En otro encuentro en los toros, el Rey invitó a Rusiñol a que le acompañara a la tribuna de honor. En otra ocasión, tras conversar con Rusiñol –quería nombrarlo marqués del Cau Ferrat–, Alfonso XIII se dirigió a la hija del pintor: 2Señora, ¿tenéis hijos?». María asintió. «Os deseo que vuestros hijos se parezcan del todo a vuestro padre», apostilló el monarca.

La primavera de 1931 Rusiñol partió con su esposa a Aranjuez para pintar sus últimos jardines. Un ataque de uremia le había dejado muy debilitado. Recién llegado a Aranjuez, envió una carta desde El Rana Verde. La letra era temblorosa y se iba achicando, cual hormigueo de la agonía.

El reloj marcaba las cuatro de la madrugada cuando sonó el teléfono en casa de los Rusiñol, paseo de Gracia, 96: al saber que su padre había muerto, María tomó el expreso a Madrid. Llegada a Aranjuez, supo de sus últimas horas: «Había llegado muy atropellado, obsesionado por ir a pintar. Parecía que no tuviera tiempo a perder, con prisa por acabar los dos cuadros que había empezado. La víspera de su muerte estuvo trabajando toda la tarde. Al volver al hotel no pudo subir las escaleras por su propio pie». En el lecho de muerte solo preguntaba por esos dos óleos que debía acabar.

Convendría que en las escuelas se difundiera la vida y la obra de Rusiñol, para que los educandos supieran de la Cataluña abierta que encarnó aquel artista y escritor.

En esta Cataluña del ensimismamiento malhumorado y el victimismo paranoico Rusiñol vuelve a resultar excéntrico, como cuando el Noucentisme le asociaba a la bohemia mental modernista. Los mismos que, aquellos mismos años, amargaron la vida a Narcís Oller, más preocupados por su gramática que por la literatura.
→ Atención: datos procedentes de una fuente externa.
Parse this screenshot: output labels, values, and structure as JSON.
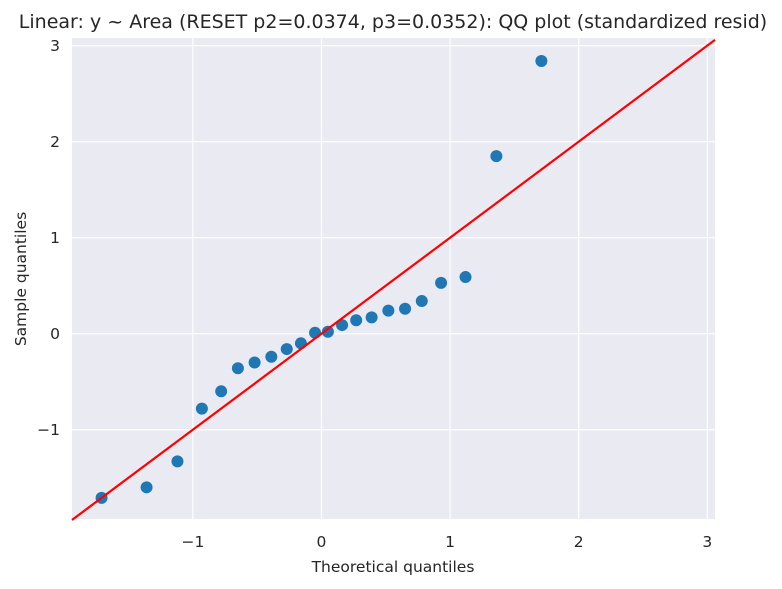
{
  "chart_data": {
    "type": "scatter",
    "title": "Linear: y ~ Area (RESET p2=0.0374, p3=0.0352): QQ plot (standardized resid)",
    "xlabel": "Theoretical quantiles",
    "ylabel": "Sample quantiles",
    "xlim": [
      -1.94,
      3.06
    ],
    "ylim": [
      -1.93,
      3.08
    ],
    "xticks": [
      -1,
      0,
      1,
      2,
      3
    ],
    "xtick_labels": [
      "−1",
      "0",
      "1",
      "2",
      "3"
    ],
    "yticks": [
      -1,
      0,
      1,
      2,
      3
    ],
    "ytick_labels": [
      "−1",
      "0",
      "1",
      "2",
      "3"
    ],
    "grid": true,
    "background": "#eaeaf2",
    "marker_color": "#1f77b4",
    "reference_line": {
      "color": "#ff0000",
      "slope": 1,
      "intercept": 0
    },
    "points": {
      "x": [
        -1.71,
        -1.36,
        -1.12,
        -0.93,
        -0.78,
        -0.65,
        -0.52,
        -0.39,
        -0.27,
        -0.16,
        -0.05,
        0.05,
        0.16,
        0.27,
        0.39,
        0.52,
        0.65,
        0.78,
        0.93,
        1.12,
        1.36,
        1.71
      ],
      "y": [
        -1.71,
        -1.6,
        -1.33,
        -0.78,
        -0.6,
        -0.36,
        -0.3,
        -0.24,
        -0.16,
        -0.1,
        0.01,
        0.02,
        0.09,
        0.14,
        0.17,
        0.24,
        0.26,
        0.34,
        0.53,
        0.59,
        1.85,
        2.84
      ]
    }
  }
}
Quienes atacaron al autor de ‘La febre d’or’ fueron «la generación sin novela», poetas del galicismo que abominaban, como hoy la ANC, de la «contaminación» castellana.
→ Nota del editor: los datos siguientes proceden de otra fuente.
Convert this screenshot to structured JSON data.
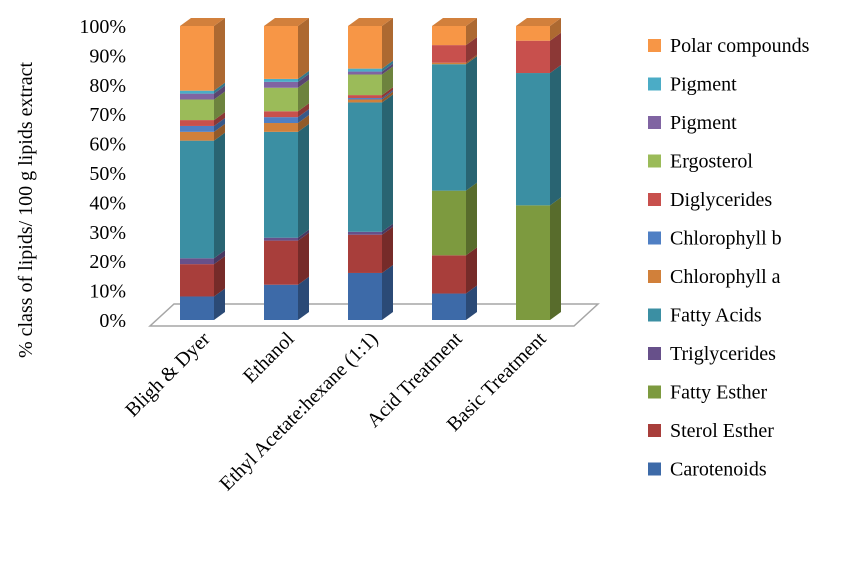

Rusiñol representó un catalanismo cosmopolita que conjugaba El Greco con las guitarras de Andalucía. Los tristes estribillos del cante jondo podrían compararse con el nacionalismo quejica… Pero, al acompañarse con la guitarra, «no tienen la negrura que tiene la tinta si es tinta negra» matizaba Rusiñol, martillo de doctrinarios: «Venga a entristecer a la parroquia, y darles consejos, y amargarles la existencia, con cada consejo y cada sermón, que si les hiciéramos caso, aquello sería un mar de penas».
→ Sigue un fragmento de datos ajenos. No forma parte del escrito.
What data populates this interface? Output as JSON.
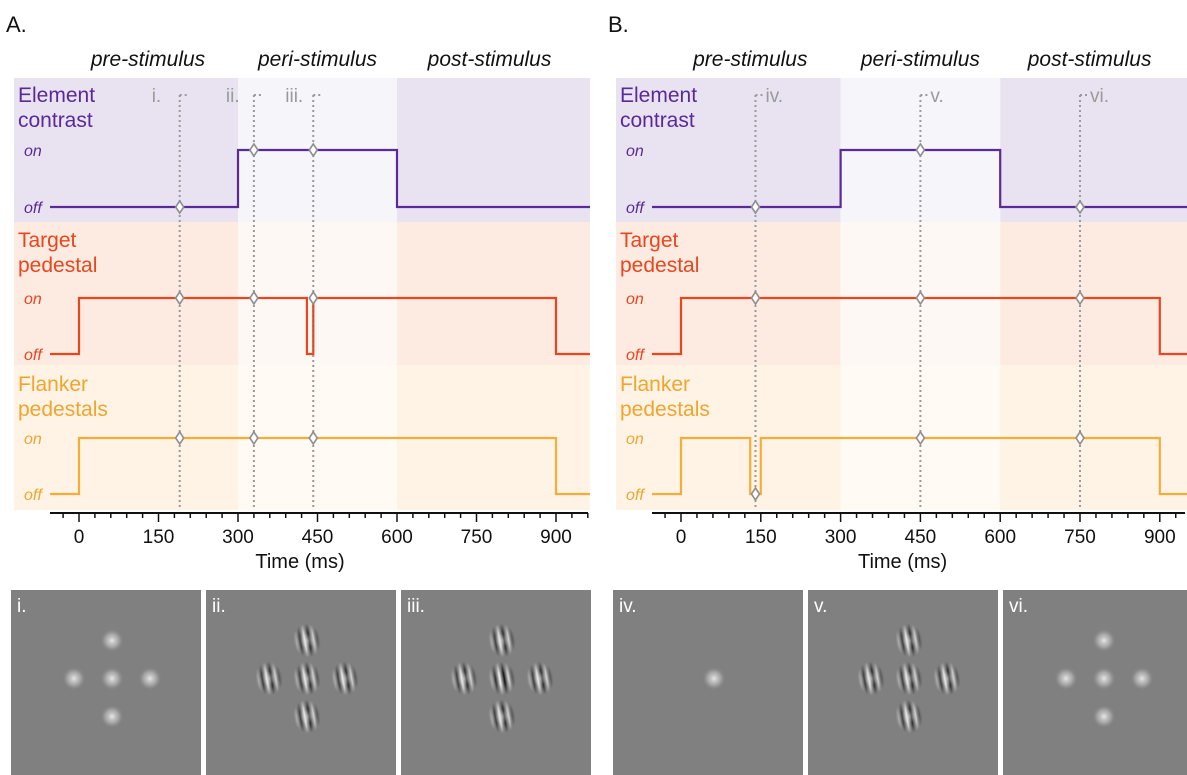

En las glosas de ‘L’Esquella’ que firmaba Xarau, parodia de Eugenio d’Ors (Xènius), Rusiñol era «políticamente incorrecto». Si los artistas intervienen en la ciencia les sale un académico de la lengua, decía. Postulaba la libertad individual frente al Estado: «El arte oficial, el arte de encargo, el arte gubernamental, el arte digamos socialista, es siempre un arte inferior al arte individualista…» Monótona y grandilocuente iconografía subvencionada. En los teatros una lira, nubes, olivos, jóvenes con flautas, labriegos: «La Luz que Nace, El Alba que Surge, La Naturaleza que Resplandece… Todo con letras bien Mayúsculas y con figures bien Remayúsculas».

Mayúsculos frontispicios como los eslóganes del independentismo de hogaño: martilleo de falacias para imponer, a empujones, la república-que-no-existe-idiota.

El catalanismo se torció cuando la sardana ya no fue bailar sino hacer patria, lamentaba Rusiñol: «El voto corporativo punteado; las Bases de Manresa largas, o el programa del Tívoli corto. Son los Juegos Florales de la danza, Els Segadors del Contrapunto, o los Rigodones de la Causa». Estos bailadores siempre están serios, solemnes. ¡Nada de bromas! «Cada paso que da es un acto, cada tres pasos tres actos y cada sardana un programa».

Por ejemplo, los políticos que no asistieron al estreno de Joglars.